В мои планы правдивый рассказ совсем не входил, так что я попытался опять все свести к шутке:
— Извини, но в собачьем обличье я не могу лечь рядом с тобой, вот если бы…
— Не терплю пошляков! Если не хочешь ночевать на улице, тебе придется все рассказать. И никакие увертки тебе не помогут.
Ну и как ты такая умная дальше жить будешь? Тебе же такой, наверное, очень неуютно на белом свете? Что ж, придется все-таки что-то рассказать.
— Извини, но всю правду рассказать тебе не могу.
— Почему? — сразу взвилась Селистена.
— Во-первых, не поверишь, а во-вторых, это не моя тайна.
— Ладно, начинай, а там посмотрим. Только не надо повторять ту сказочку, что ты рассказывал на площади перед казнью.

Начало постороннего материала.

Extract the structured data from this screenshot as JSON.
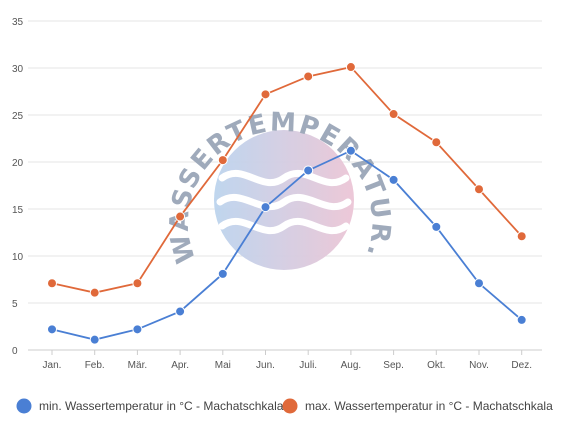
{
  "chart_data": {
    "type": "line",
    "categories": [
      "Jan.",
      "Feb.",
      "Mär.",
      "Apr.",
      "Mai",
      "Jun.",
      "Juli.",
      "Aug.",
      "Sep.",
      "Okt.",
      "Nov.",
      "Dez."
    ],
    "series": [
      {
        "name": "min. Wassertemperatur in °C - Machatschkala",
        "color": "#4a7fd4",
        "values": [
          2.2,
          1.1,
          2.2,
          4.1,
          8.1,
          15.2,
          19.1,
          21.2,
          18.1,
          13.1,
          7.1,
          3.2
        ]
      },
      {
        "name": "max. Wassertemperatur in °C - Machatschkala",
        "color": "#e0693a",
        "values": [
          7.1,
          6.1,
          7.1,
          14.2,
          20.2,
          27.2,
          29.1,
          30.1,
          25.1,
          22.1,
          17.1,
          12.1
        ]
      }
    ],
    "yticks": [
      0,
      5,
      10,
      15,
      20,
      25,
      30,
      35
    ],
    "ylim": [
      0,
      35
    ],
    "grid": true,
    "legend": "bottom"
  },
  "watermark": {
    "text": "WASSERTEMPERATUR.ORG",
    "icon": "waves-logo-icon"
  }
}
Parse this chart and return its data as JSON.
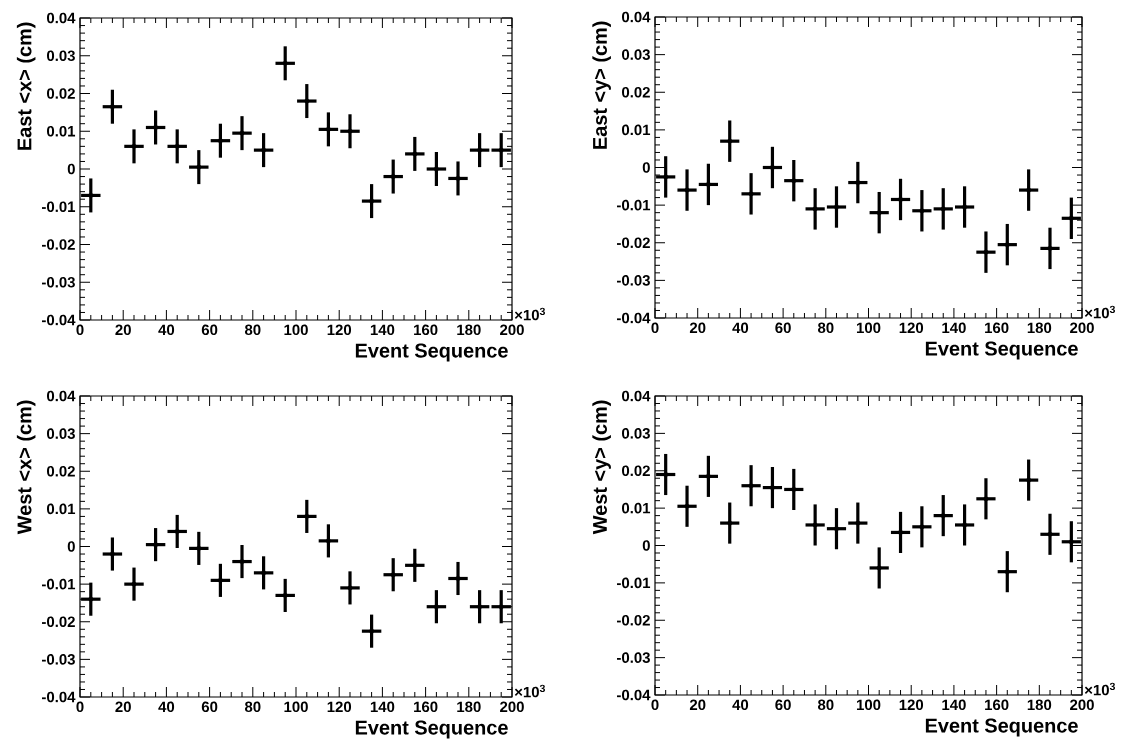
{
  "chart_data": [
    {
      "type": "scatter",
      "ylabel": "East <x> (cm)",
      "xlabel": "Event Sequence",
      "annotations": [
        "×10$^{3}$"
      ],
      "marker": "square",
      "color": "#000000",
      "grid": false,
      "x": [
        5,
        15,
        25,
        35,
        45,
        55,
        65,
        75,
        85,
        95,
        105,
        115,
        125,
        135,
        145,
        155,
        165,
        175,
        185,
        195
      ],
      "values": [
        -0.007,
        0.0165,
        0.006,
        0.011,
        0.006,
        0.0005,
        0.0075,
        0.0095,
        0.005,
        0.028,
        0.018,
        0.0105,
        0.01,
        -0.0085,
        -0.002,
        0.004,
        0.0,
        -0.0025,
        0.005,
        0.005
      ],
      "errors": [
        0.0045,
        0.0045,
        0.0045,
        0.0045,
        0.0045,
        0.0045,
        0.0045,
        0.0045,
        0.0045,
        0.0045,
        0.0045,
        0.0045,
        0.0045,
        0.0045,
        0.0045,
        0.0045,
        0.0045,
        0.0045,
        0.0045,
        0.0045
      ],
      "xerrors": [
        4.5,
        4.5,
        4.5,
        4.5,
        4.5,
        4.5,
        4.5,
        4.5,
        4.5,
        4.5,
        4.5,
        4.5,
        4.5,
        4.5,
        4.5,
        4.5,
        4.5,
        4.5,
        4.5,
        4.5
      ],
      "xlim": [
        0,
        200
      ],
      "xticks": [
        0,
        20,
        40,
        60,
        80,
        100,
        120,
        140,
        160,
        180,
        200
      ],
      "ylim": [
        -0.04,
        0.04
      ],
      "yticks": [
        -0.04,
        -0.03,
        -0.02,
        -0.01,
        0,
        0.01,
        0.02,
        0.03,
        0.04
      ]
    },
    {
      "type": "scatter",
      "ylabel": "East <y> (cm)",
      "xlabel": "Event Sequence",
      "annotations": [
        "×10$^{3}$"
      ],
      "marker": "square",
      "color": "#000000",
      "grid": false,
      "x": [
        5,
        15,
        25,
        35,
        45,
        55,
        65,
        75,
        85,
        95,
        105,
        115,
        125,
        135,
        145,
        155,
        165,
        175,
        185,
        195
      ],
      "values": [
        -0.0025,
        -0.006,
        -0.0045,
        0.007,
        -0.007,
        0.0,
        -0.0035,
        -0.011,
        -0.0105,
        -0.004,
        -0.012,
        -0.0085,
        -0.0115,
        -0.011,
        -0.0105,
        -0.0225,
        -0.0205,
        -0.006,
        -0.0215,
        -0.0135
      ],
      "errors": [
        0.0055,
        0.0055,
        0.0055,
        0.0055,
        0.0055,
        0.0055,
        0.0055,
        0.0055,
        0.0055,
        0.0055,
        0.0055,
        0.0055,
        0.0055,
        0.0055,
        0.0055,
        0.0055,
        0.0055,
        0.0055,
        0.0055,
        0.0055
      ],
      "xerrors": [
        4.5,
        4.5,
        4.5,
        4.5,
        4.5,
        4.5,
        4.5,
        4.5,
        4.5,
        4.5,
        4.5,
        4.5,
        4.5,
        4.5,
        4.5,
        4.5,
        4.5,
        4.5,
        4.5,
        4.5
      ],
      "xlim": [
        0,
        200
      ],
      "xticks": [
        0,
        20,
        40,
        60,
        80,
        100,
        120,
        140,
        160,
        180,
        200
      ],
      "ylim": [
        -0.04,
        0.04
      ],
      "yticks": [
        -0.04,
        -0.03,
        -0.02,
        -0.01,
        0,
        0.01,
        0.02,
        0.03,
        0.04
      ]
    },
    {
      "type": "scatter",
      "ylabel": "West <x> (cm)",
      "xlabel": "Event Sequence",
      "annotations": [
        "×10$^{3}$"
      ],
      "marker": "square",
      "color": "#000000",
      "grid": false,
      "x": [
        5,
        15,
        25,
        35,
        45,
        55,
        65,
        75,
        85,
        95,
        105,
        115,
        125,
        135,
        145,
        155,
        165,
        175,
        185,
        195
      ],
      "values": [
        -0.014,
        -0.002,
        -0.01,
        0.0005,
        0.004,
        -0.0005,
        -0.009,
        -0.004,
        -0.007,
        -0.013,
        0.008,
        0.0015,
        -0.011,
        -0.0225,
        -0.0075,
        -0.005,
        -0.016,
        -0.0085,
        -0.016,
        -0.016
      ],
      "errors": [
        0.0044,
        0.0044,
        0.0044,
        0.0044,
        0.0044,
        0.0044,
        0.0044,
        0.0044,
        0.0044,
        0.0044,
        0.0044,
        0.0044,
        0.0044,
        0.0044,
        0.0044,
        0.0044,
        0.0044,
        0.0044,
        0.0044,
        0.0044
      ],
      "xerrors": [
        4.5,
        4.5,
        4.5,
        4.5,
        4.5,
        4.5,
        4.5,
        4.5,
        4.5,
        4.5,
        4.5,
        4.5,
        4.5,
        4.5,
        4.5,
        4.5,
        4.5,
        4.5,
        4.5,
        4.5
      ],
      "xlim": [
        0,
        200
      ],
      "xticks": [
        0,
        20,
        40,
        60,
        80,
        100,
        120,
        140,
        160,
        180,
        200
      ],
      "ylim": [
        -0.04,
        0.04
      ],
      "yticks": [
        -0.04,
        -0.03,
        -0.02,
        -0.01,
        0,
        0.01,
        0.02,
        0.03,
        0.04
      ]
    },
    {
      "type": "scatter",
      "ylabel": "West <y> (cm)",
      "xlabel": "Event Sequence",
      "annotations": [
        "×10$^{3}$"
      ],
      "marker": "square",
      "color": "#000000",
      "grid": false,
      "x": [
        5,
        15,
        25,
        35,
        45,
        55,
        65,
        75,
        85,
        95,
        105,
        115,
        125,
        135,
        145,
        155,
        165,
        175,
        185,
        195
      ],
      "values": [
        0.019,
        0.0105,
        0.0185,
        0.006,
        0.016,
        0.0155,
        0.015,
        0.0055,
        0.0045,
        0.006,
        -0.006,
        0.0035,
        0.005,
        0.008,
        0.0055,
        0.0125,
        -0.007,
        0.0175,
        0.003,
        0.001
      ],
      "errors": [
        0.0055,
        0.0055,
        0.0055,
        0.0055,
        0.0055,
        0.0055,
        0.0055,
        0.0055,
        0.0055,
        0.0055,
        0.0055,
        0.0055,
        0.0055,
        0.0055,
        0.0055,
        0.0055,
        0.0055,
        0.0055,
        0.0055,
        0.0055
      ],
      "xerrors": [
        4.5,
        4.5,
        4.5,
        4.5,
        4.5,
        4.5,
        4.5,
        4.5,
        4.5,
        4.5,
        4.5,
        4.5,
        4.5,
        4.5,
        4.5,
        4.5,
        4.5,
        4.5,
        4.5,
        4.5
      ],
      "xlim": [
        0,
        200
      ],
      "xticks": [
        0,
        20,
        40,
        60,
        80,
        100,
        120,
        140,
        160,
        180,
        200
      ],
      "ylim": [
        -0.04,
        0.04
      ],
      "yticks": [
        -0.04,
        -0.03,
        -0.02,
        -0.01,
        0,
        0.01,
        0.02,
        0.03,
        0.04
      ]
    }
  ]
}
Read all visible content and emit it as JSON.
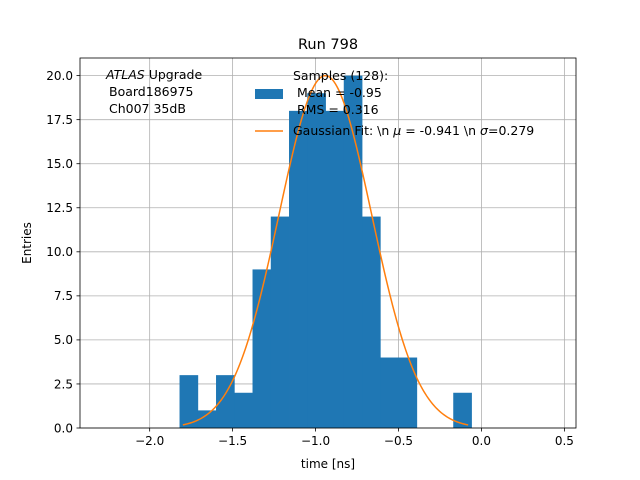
{
  "chart_data": {
    "type": "bar",
    "title": "Run 798",
    "xlabel": "time [ns]",
    "ylabel": "Entries",
    "xlim": [
      -2.42,
      0.57
    ],
    "ylim": [
      0,
      21
    ],
    "grid": true,
    "legend_position": "upper-right",
    "xticks": [
      -2.0,
      -1.5,
      -1.0,
      -0.5,
      0.0,
      0.5
    ],
    "xtick_labels": [
      "−2.0",
      "−1.5",
      "−1.0",
      "−0.5",
      "0.0",
      "0.5"
    ],
    "yticks": [
      0,
      2.5,
      5,
      7.5,
      10,
      12.5,
      15,
      17.5,
      20
    ],
    "ytick_labels": [
      "0.0",
      "2.5",
      "5.0",
      "7.5",
      "10.0",
      "12.5",
      "15.0",
      "17.5",
      "20.0"
    ],
    "annotation": {
      "italic": "ATLAS",
      "line1_rest": " Upgrade",
      "line2": "Board186975",
      "line3": "Ch007 35dB"
    },
    "histogram": {
      "color": "#1f77b4",
      "bin_edges": [
        -1.82,
        -1.71,
        -1.6,
        -1.49,
        -1.38,
        -1.27,
        -1.16,
        -1.05,
        -0.94,
        -0.83,
        -0.72,
        -0.61,
        -0.5,
        -0.39,
        -0.28,
        -0.17,
        -0.06
      ],
      "counts": [
        3,
        1,
        3,
        2,
        9,
        12,
        18,
        19,
        18,
        20,
        12,
        4,
        4,
        0,
        0,
        2
      ]
    },
    "fit": {
      "color": "#ff7f0e",
      "amplitude": 20.0,
      "mu": -0.941,
      "sigma": 0.279,
      "x_range": [
        -1.8,
        -0.08
      ]
    },
    "legend": {
      "samples_line1": "Samples (128):",
      "samples_line2": " Mean = -0.95",
      "samples_line3": " RMS = 0.316",
      "fit_prefix": "Gaussian Fit: \\n ",
      "fit_mu": "μ",
      "fit_mid": " = -0.941 \\n ",
      "fit_sigma": "σ",
      "fit_suffix": "=0.279"
    }
  }
}
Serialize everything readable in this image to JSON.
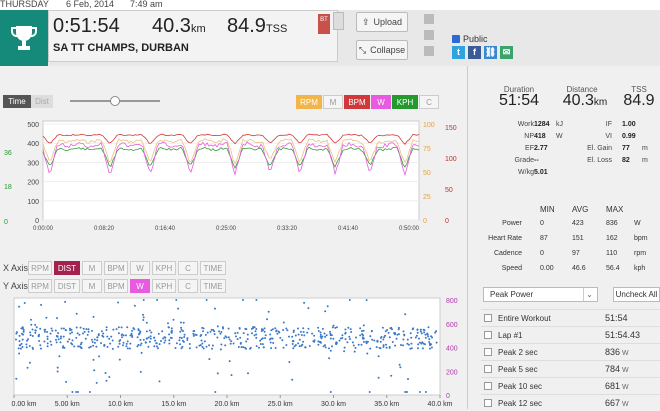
{
  "topbar": {
    "day": "THURSDAY",
    "date": "6 Feb, 2014",
    "time": "7:49 am"
  },
  "summary": {
    "duration": "0:51:54",
    "distance": "40.3",
    "distance_unit": "km",
    "tss": "84.9",
    "tss_unit": "TSS",
    "name": "SA TT CHAMPS, DURBAN",
    "badge": "BT"
  },
  "actions": {
    "upload": "Upload",
    "collapse": "Collapse",
    "public": "Public"
  },
  "social": [
    {
      "icon": "twitter-icon",
      "glyph": "t",
      "color": "#2fa3e0"
    },
    {
      "icon": "facebook-icon",
      "glyph": "f",
      "color": "#3b5b98"
    },
    {
      "icon": "link-icon",
      "glyph": "⛓",
      "color": "#3a88cf"
    },
    {
      "icon": "email-icon",
      "glyph": "✉",
      "color": "#3aa56a"
    }
  ],
  "chart_top": {
    "toggle": {
      "time": "Time",
      "dist": "Dist"
    },
    "series_buttons": [
      {
        "label": "RPM",
        "bg": "#f2b54a",
        "fg": "#fff"
      },
      {
        "label": "M",
        "bg": "#f5f5f5",
        "fg": "#999"
      },
      {
        "label": "BPM",
        "bg": "#d0383a",
        "fg": "#fff"
      },
      {
        "label": "W",
        "bg": "#e85be0",
        "fg": "#fff"
      },
      {
        "label": "KPH",
        "bg": "#249a2e",
        "fg": "#fff"
      },
      {
        "label": "C",
        "bg": "#f5f5f5",
        "fg": "#999"
      }
    ],
    "left_axis_green": [
      "36",
      "18",
      "0"
    ],
    "left_axis_black": [
      "500",
      "400",
      "300",
      "200",
      "100",
      "0"
    ],
    "right_axis_orange": [
      "100",
      "75",
      "50",
      "25",
      "0"
    ],
    "right_axis_red": [
      "150",
      "100",
      "50",
      "0"
    ],
    "x_ticks": [
      "0:00:00",
      "0:08:20",
      "0:16:40",
      "0:25:00",
      "0:33:20",
      "0:41:40",
      "0:50:00"
    ]
  },
  "axis_controls": {
    "x_label": "X Axis",
    "y_label": "Y Axis",
    "x_options": [
      "RPM",
      "DIST",
      "M",
      "BPM",
      "W",
      "KPH",
      "C",
      "TIME"
    ],
    "x_selected": "DIST",
    "y_options": [
      "RPM",
      "DIST",
      "M",
      "BPM",
      "W",
      "KPH",
      "C",
      "TIME"
    ],
    "y_selected": "W"
  },
  "scatter": {
    "y_ticks": [
      "800",
      "600",
      "400",
      "200",
      "0"
    ],
    "x_ticks": [
      "0.00 km",
      "5.00 km",
      "10.0 km",
      "15.0 km",
      "20.0 km",
      "25.0 km",
      "30.0 km",
      "35.0 km",
      "40.0 km"
    ]
  },
  "stats": {
    "duration": {
      "label": "Duration",
      "value": "51:54"
    },
    "distance": {
      "label": "Distance",
      "value": "40.3",
      "unit": "km"
    },
    "tss": {
      "label": "TSS",
      "value": "84.9"
    },
    "metrics": [
      {
        "l": "Work",
        "v": "1284",
        "u": "kJ",
        "l2": "IF",
        "v2": "1.00",
        "u2": ""
      },
      {
        "l": "NP",
        "v": "418",
        "u": "W",
        "l2": "VI",
        "v2": "0.99",
        "u2": ""
      },
      {
        "l": "EF",
        "v": "2.77",
        "u": "",
        "l2": "El. Gain",
        "v2": "77",
        "u2": "m"
      },
      {
        "l": "Grade",
        "v": "--",
        "u": "",
        "l2": "El. Loss",
        "v2": "82",
        "u2": "m"
      },
      {
        "l": "W/kg",
        "v": "5.01",
        "u": "",
        "l2": "",
        "v2": "",
        "u2": ""
      }
    ],
    "table_head": [
      "MIN",
      "AVG",
      "MAX"
    ],
    "table": [
      {
        "n": "Power",
        "min": "0",
        "avg": "423",
        "max": "836",
        "u": "W"
      },
      {
        "n": "Heart Rate",
        "min": "87",
        "avg": "151",
        "max": "162",
        "u": "bpm"
      },
      {
        "n": "Cadence",
        "min": "0",
        "avg": "97",
        "max": "110",
        "u": "rpm"
      },
      {
        "n": "Speed",
        "min": "0.00",
        "avg": "46.6",
        "max": "56.4",
        "u": "kph"
      }
    ]
  },
  "peaks": {
    "selector": "Peak Power",
    "uncheck": "Uncheck All",
    "rows": [
      {
        "n": "Entire Workout",
        "v": "51:54",
        "u": ""
      },
      {
        "n": "Lap #1",
        "v": "51:54.43",
        "u": ""
      },
      {
        "n": "Peak 2 sec",
        "v": "836",
        "u": "W"
      },
      {
        "n": "Peak 5 sec",
        "v": "784",
        "u": "W"
      },
      {
        "n": "Peak 10 sec",
        "v": "681",
        "u": "W"
      },
      {
        "n": "Peak 12 sec",
        "v": "667",
        "u": "W"
      }
    ]
  }
}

— Неудачной казнью, смею заметить.
— Не важно.
— Это для тебя не важно, а у меня к этой казни совсем другое отношение.
— Мы с батюшкой были против и даже к князю ходили с прошением.
— Ага, сперва в холодную посадили, а потом к князю ходили, — начиная потихоньку закипать, выпалил я.
— А кто к нам в терем залез и перстень украсть хотел? — Моя собеседница тоже не отличалась сдержанностью.
— Так ты же у меня из-под носа семейную реликвию увела, причем только из вредности!
— Теперь ты мне расскажешь, что это перстень твоей мамы…
— И расскажу. Между прочим, это была практически единственная правда в моей пламенной речи.
Ну да, я, конечно, соврал. А что прикажете мне делать? Как с помощью правды избавиться от этого рыжего репейника? Вот именно, никак. И соврал-то чуть-чуть, и не для личной выгоды, а только чтобы моя собеседница не нервничала. Это я все для нее старался. Кстати, вон она сразу успокоилась и даже немного виноватой себя почувствовала. Это ничего, это полезно. А нервничать вообще очень вредно для растущего организма.